We were graduate students. I had come out of a painful sort-of engagement (like one of the PPs' stories, he proposed, gave me a ring, but then started back-pedaling and it was all very confusing...), and this person was so very different than my ex and practically anyone I'd been close with before. He was intelligent, scholarly, reserved, but stylish, a little artsy, cultured, atheist, introduced me to things like cooking with capers... He was Japanese. We ate sushi and drank umeshu, plum wine. He was so kind, and unique, and sexy (maybe the best partner I've had in that department). Refreshing as my ex was: charismatic, two-faced, showy, religious, prudish... Anyway, there were cultural differences I got too hung up on. Minor things I would totally look past or talk about in different ways now. Also, I transferred schools, moved, had a wild party night and cheated, didn't like the long distance and probably the guilt pushed me over the edge to break up. To this day, I think of him as still the kindest, best boyfriend I've ever had. I'm happily married for 5 years, with 2 kids, but still fantasize about our paths crossing romantically again someday. We keep in touch as friends. I've seen him maybe 3 times in the 10 years since we broke up. He's always a superb gentleman. Not sure why no one else has scooped him up; I sort of asked about his dating status before I met my husband and he sounded like he hadn't dated anyone at all seriously since me. He's successful, completing his PhD in NY, assistant to some really intelligent people in his field... All around great guy. So yeah, maybe he is the one who got away. I wonder what he thinks of me. |
I mean of course he had a lot of girlfriends. Can’t keep a woman with those skills! |
|
I’m not sure if this is the same thing. But when I was in college and a hot young thing I was saving myself for marriage. There are three men that I was interested in and could’ve boned and didn’t. And one woman!

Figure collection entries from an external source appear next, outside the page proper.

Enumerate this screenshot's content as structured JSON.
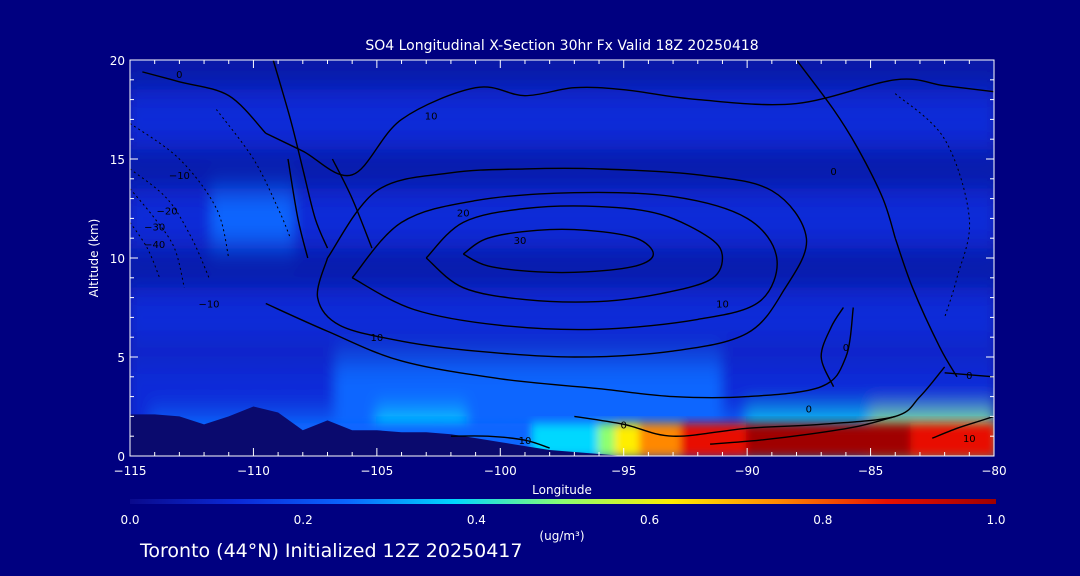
{
  "chart_data": {
    "type": "heatmap",
    "title": "SO4 Longitudinal X-Section 30hr  Fx Valid 18Z 20250418",
    "xlabel": "Longitude",
    "ylabel": "Altitude (km)",
    "xlim": [
      -115,
      -80
    ],
    "ylim": [
      0,
      20
    ],
    "x_ticks": [
      -115,
      -110,
      -105,
      -100,
      -95,
      -90,
      -85,
      -80
    ],
    "x_tick_labels": [
      "−115",
      "−110",
      "−105",
      "−100",
      "−95",
      "−90",
      "−85",
      "−80"
    ],
    "y_ticks": [
      0,
      5,
      10,
      15,
      20
    ],
    "y_tick_labels": [
      "0",
      "5",
      "10",
      "15",
      "20"
    ],
    "colorbar": {
      "label": "(ug/m³)",
      "range": [
        0.0,
        1.0
      ],
      "ticks": [
        0.0,
        0.2,
        0.4,
        0.6,
        0.8,
        1.0
      ],
      "tick_labels": [
        "0.0",
        "0.2",
        "0.4",
        "0.6",
        "0.8",
        "1.0"
      ],
      "colors": [
        "#0a0a8c",
        "#0b2ad8",
        "#0a66ff",
        "#00d8ff",
        "#8cff70",
        "#ffee00",
        "#ff8800",
        "#e81000",
        "#a00000"
      ]
    },
    "grid": false,
    "concentration_bands": [
      {
        "alt": 0.8,
        "lon": [
          -115,
          -100,
          -96,
          -94,
          -90,
          -86,
          -82,
          -80
        ],
        "values": [
          0.2,
          0.26,
          0.45,
          0.72,
          0.95,
          1.0,
          0.9,
          0.85
        ]
      },
      {
        "alt": 1.6,
        "lon": [
          -115,
          -110,
          -104,
          -100,
          -96,
          -90,
          -84,
          -80
        ],
        "values": [
          0.18,
          0.25,
          0.33,
          0.3,
          0.28,
          0.3,
          0.45,
          0.55
        ]
      },
      {
        "alt": 3.5,
        "lon": [
          -115,
          -108,
          -100,
          -96,
          -90,
          -85,
          -80
        ],
        "values": [
          0.14,
          0.17,
          0.3,
          0.24,
          0.18,
          0.17,
          0.18
        ]
      },
      {
        "alt": 7.0,
        "lon": [
          -115,
          -105,
          -95,
          -85,
          -80
        ],
        "values": [
          0.12,
          0.14,
          0.13,
          0.12,
          0.11
        ]
      },
      {
        "alt": 12.0,
        "lon": [
          -115,
          -110,
          -100,
          -90,
          -80
        ],
        "values": [
          0.16,
          0.2,
          0.14,
          0.13,
          0.12
        ]
      },
      {
        "alt": 17.0,
        "lon": [
          -115,
          -100,
          -80
        ],
        "values": [
          0.09,
          0.09,
          0.08
        ]
      }
    ],
    "terrain": {
      "lon": [
        -115,
        -114,
        -113,
        -112,
        -111,
        -110,
        -109,
        -108,
        -107,
        -106,
        -105,
        -104,
        -103,
        -102,
        -101,
        -100,
        -99,
        -98,
        -97,
        -96,
        -95
      ],
      "alt": [
        2.1,
        2.1,
        2.0,
        1.6,
        2.0,
        2.5,
        2.2,
        1.3,
        1.8,
        1.3,
        1.3,
        1.2,
        1.2,
        1.1,
        0.9,
        0.7,
        0.5,
        0.3,
        0.2,
        0.1,
        0.0
      ]
    },
    "contours": [
      {
        "level": "30",
        "lon": [
          -101.5,
          -100.5,
          -98.5,
          -96.5,
          -94.5,
          -93.8,
          -94.5,
          -96.5,
          -98.5,
          -100.5,
          -101.5
        ],
        "alt": [
          10.2,
          11.0,
          11.4,
          11.4,
          11.0,
          10.2,
          9.6,
          9.3,
          9.3,
          9.6,
          10.2
        ]
      },
      {
        "level": "",
        "lon": [
          -103,
          -101.5,
          -99,
          -96,
          -93.5,
          -91.5,
          -91,
          -91.5,
          -93.5,
          -96,
          -99,
          -101.5,
          -103
        ],
        "alt": [
          10.0,
          11.8,
          12.5,
          12.6,
          12.2,
          11.0,
          10.0,
          8.9,
          8.2,
          7.8,
          7.9,
          8.5,
          10.0
        ]
      },
      {
        "level": "20",
        "lon": [
          -106,
          -104,
          -101,
          -97,
          -93,
          -90,
          -88.8,
          -89.5,
          -92,
          -96,
          -100,
          -103.5,
          -106
        ],
        "alt": [
          9.0,
          11.8,
          12.9,
          13.3,
          13.1,
          12.0,
          10.0,
          7.8,
          6.9,
          6.4,
          6.6,
          7.4,
          9.0
        ]
      },
      {
        "level": "10",
        "lon": [
          -107,
          -105,
          -102,
          -99,
          -96,
          -92,
          -89,
          -87.6,
          -88.5,
          -90,
          -93,
          -97,
          -101,
          -104,
          -106.5,
          -107.4,
          -107
        ],
        "alt": [
          10.0,
          13.4,
          14.3,
          14.5,
          14.5,
          14.2,
          13.4,
          11.0,
          8.4,
          6.2,
          5.3,
          5.0,
          5.3,
          5.8,
          6.6,
          8.0,
          10.0
        ]
      },
      {
        "level": "10",
        "lon": [
          -109.5,
          -108,
          -106,
          -104,
          -101,
          -99,
          -97,
          -95,
          -92,
          -88,
          -84,
          -82,
          -80
        ],
        "alt": [
          16.3,
          15.4,
          14.2,
          17.0,
          18.6,
          18.2,
          18.6,
          18.5,
          18.0,
          17.8,
          19.0,
          18.7,
          18.4
        ]
      },
      {
        "level": "0",
        "lon": [
          -114.5,
          -113,
          -111,
          -109.5
        ],
        "alt": [
          19.4,
          18.9,
          18.2,
          16.3
        ]
      },
      {
        "level": "0",
        "lon": [
          -109.2,
          -108.5,
          -108,
          -107.5,
          -107
        ],
        "alt": [
          20.0,
          17.0,
          14.5,
          12.0,
          10.5
        ]
      },
      {
        "level": "",
        "lon": [
          -106.8,
          -106,
          -105.2
        ],
        "alt": [
          15.0,
          13.0,
          10.5
        ]
      },
      {
        "level": "",
        "lon": [
          -108.6,
          -108.2,
          -107.8
        ],
        "alt": [
          15.0,
          12.0,
          10.0
        ]
      },
      {
        "level": "10",
        "lon": [
          -109.5,
          -107,
          -104,
          -100,
          -96,
          -93,
          -90,
          -87,
          -86,
          -85.7
        ],
        "alt": [
          7.7,
          6.3,
          4.8,
          3.9,
          3.4,
          3.0,
          3.0,
          3.5,
          5.0,
          7.5
        ]
      },
      {
        "level": "0",
        "lon": [
          -97,
          -95,
          -93,
          -90,
          -87,
          -84,
          -83,
          -82
        ],
        "alt": [
          2.0,
          1.6,
          1.0,
          1.4,
          1.6,
          2.0,
          3.0,
          4.5
        ]
      },
      {
        "level": "0",
        "lon": [
          -88,
          -86.5,
          -85.5,
          -84.5,
          -84
        ],
        "alt": [
          20.0,
          17.5,
          15.5,
          13.0,
          11.0
        ]
      },
      {
        "level": "",
        "lon": [
          -84,
          -83.3,
          -82.2,
          -81.5
        ],
        "alt": [
          11.0,
          8.5,
          5.5,
          4.0
        ]
      },
      {
        "level": "",
        "lon": [
          -86.5,
          -87,
          -86.6,
          -86.1
        ],
        "alt": [
          3.5,
          5.0,
          6.5,
          7.5
        ]
      },
      {
        "level": "0",
        "lon": [
          -82,
          -81,
          -80
        ],
        "alt": [
          4.2,
          4.1,
          4.0
        ]
      },
      {
        "level": "",
        "lon": [
          -91.5,
          -89.5,
          -87.5,
          -85.5,
          -84
        ],
        "alt": [
          0.6,
          0.8,
          1.1,
          1.5,
          2.0
        ]
      },
      {
        "level": "10",
        "lon": [
          -82.5,
          -81.5,
          -80.5,
          -80
        ],
        "alt": [
          0.9,
          1.4,
          1.8,
          2.0
        ]
      },
      {
        "level": "10",
        "lon": [
          -98,
          -99,
          -100.5,
          -102
        ],
        "alt": [
          0.4,
          0.8,
          1.0,
          1.0
        ]
      }
    ],
    "dashed_contours": [
      {
        "level": "−10",
        "lon": [
          -115,
          -113,
          -111.5,
          -111
        ],
        "alt": [
          16.8,
          15.0,
          12.5,
          10.0
        ]
      },
      {
        "level": "−20",
        "lon": [
          -115,
          -113.5,
          -112.5,
          -111.8
        ],
        "alt": [
          14.5,
          13.0,
          11.0,
          9.0
        ]
      },
      {
        "level": "−30",
        "lon": [
          -115,
          -114,
          -113.2,
          -112.8
        ],
        "alt": [
          13.5,
          12.0,
          10.5,
          8.5
        ]
      },
      {
        "level": "−40",
        "lon": [
          -115,
          -114.3,
          -113.8
        ],
        "alt": [
          11.8,
          10.5,
          9.0
        ]
      },
      {
        "level": "",
        "lon": [
          -111.5,
          -110,
          -109,
          -108.5
        ],
        "alt": [
          17.5,
          15.0,
          12.5,
          11.0
        ]
      },
      {
        "level": "",
        "lon": [
          -84,
          -82,
          -81,
          -81.5,
          -82
        ],
        "alt": [
          18.3,
          16.0,
          12.0,
          9.0,
          7.0
        ]
      }
    ],
    "contour_labels": [
      {
        "text": "−10",
        "lon": -113.0,
        "alt": 14.2
      },
      {
        "text": "−20",
        "lon": -113.5,
        "alt": 12.4
      },
      {
        "text": "−30",
        "lon": -114.0,
        "alt": 11.6
      },
      {
        "text": "−40",
        "lon": -114.0,
        "alt": 10.7
      },
      {
        "text": "−10",
        "lon": -111.8,
        "alt": 7.7
      },
      {
        "text": "0",
        "lon": -113.0,
        "alt": 19.3
      },
      {
        "text": "10",
        "lon": -102.8,
        "alt": 17.2
      },
      {
        "text": "20",
        "lon": -101.5,
        "alt": 12.3
      },
      {
        "text": "30",
        "lon": -99.2,
        "alt": 10.9
      },
      {
        "text": "10",
        "lon": -91.0,
        "alt": 7.7
      },
      {
        "text": "10",
        "lon": -105.0,
        "alt": 6.0
      },
      {
        "text": "0",
        "lon": -86.5,
        "alt": 14.4
      },
      {
        "text": "0",
        "lon": -86.0,
        "alt": 5.5
      },
      {
        "text": "0",
        "lon": -87.5,
        "alt": 2.4
      },
      {
        "text": "0",
        "lon": -81.0,
        "alt": 4.1
      },
      {
        "text": "0",
        "lon": -95.0,
        "alt": 1.6
      },
      {
        "text": "10",
        "lon": -99.0,
        "alt": 0.8
      },
      {
        "text": "10",
        "lon": -81.0,
        "alt": 0.9
      }
    ]
  },
  "footer": {
    "text": "Toronto (44°N) Initialized 12Z 20250417"
  }
}
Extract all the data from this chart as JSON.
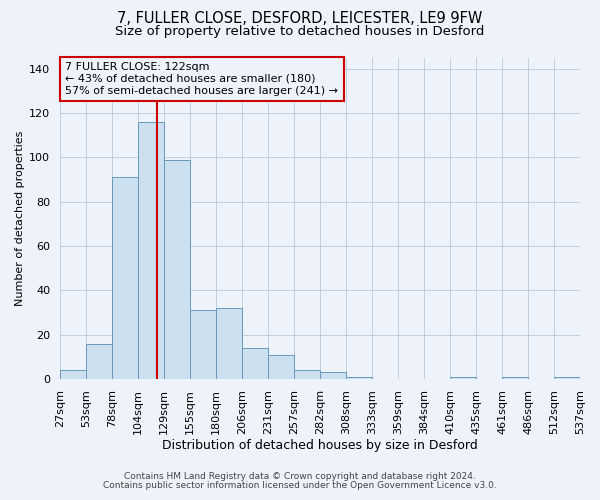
{
  "title1": "7, FULLER CLOSE, DESFORD, LEICESTER, LE9 9FW",
  "title2": "Size of property relative to detached houses in Desford",
  "xlabel": "Distribution of detached houses by size in Desford",
  "ylabel": "Number of detached properties",
  "footer1": "Contains HM Land Registry data © Crown copyright and database right 2024.",
  "footer2": "Contains public sector information licensed under the Open Government Licence v3.0.",
  "bin_labels": [
    "27sqm",
    "53sqm",
    "78sqm",
    "104sqm",
    "129sqm",
    "155sqm",
    "180sqm",
    "206sqm",
    "231sqm",
    "257sqm",
    "282sqm",
    "308sqm",
    "333sqm",
    "359sqm",
    "384sqm",
    "410sqm",
    "435sqm",
    "461sqm",
    "486sqm",
    "512sqm",
    "537sqm"
  ],
  "bar_values": [
    4,
    16,
    91,
    116,
    99,
    31,
    32,
    14,
    11,
    4,
    3,
    1,
    0,
    0,
    0,
    1,
    0,
    1,
    0,
    1
  ],
  "bar_color": "#cce0f0",
  "bar_edge_color": "#6699bb",
  "ylim": [
    0,
    145
  ],
  "yticks": [
    0,
    20,
    40,
    60,
    80,
    100,
    120,
    140
  ],
  "property_label": "7 FULLER CLOSE: 122sqm",
  "annotation_line1": "← 43% of detached houses are smaller (180)",
  "annotation_line2": "57% of semi-detached houses are larger (241) →",
  "vline_color": "#cc0000",
  "annotation_box_color": "#cc0000",
  "bg_color": "#eef2fa",
  "grid_color": "#b0c0d8",
  "title1_fontsize": 10.5,
  "title2_fontsize": 9.5,
  "annotation_fontsize": 8,
  "xlabel_fontsize": 9,
  "ylabel_fontsize": 8,
  "tick_fontsize": 8,
  "footer_fontsize": 6.5
}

But romantically…my husband is my soulmate. So no. |
| Many years ago at my first job I had a crush on a wonderful guy I worked with but dating a coworker was not a good idea. Eventually I got married but the crush lasted a few more years. He went on to be incredibly successful and my marriage and life have been fine but not inspiring. I haven’t had any contact with him in 30 years but I periodically Google him. I often wonder…… |
Same with me! I was a virgin until I was 22 so plenty got away because of it. But I have no idea if one could have been the one. But I’ve been happily married a very long time so this one didn’t get away. The few guys I did bone before my husband weren’t ones who got away. |
I'm doing well, and thanks for asking I have fond memories of you too.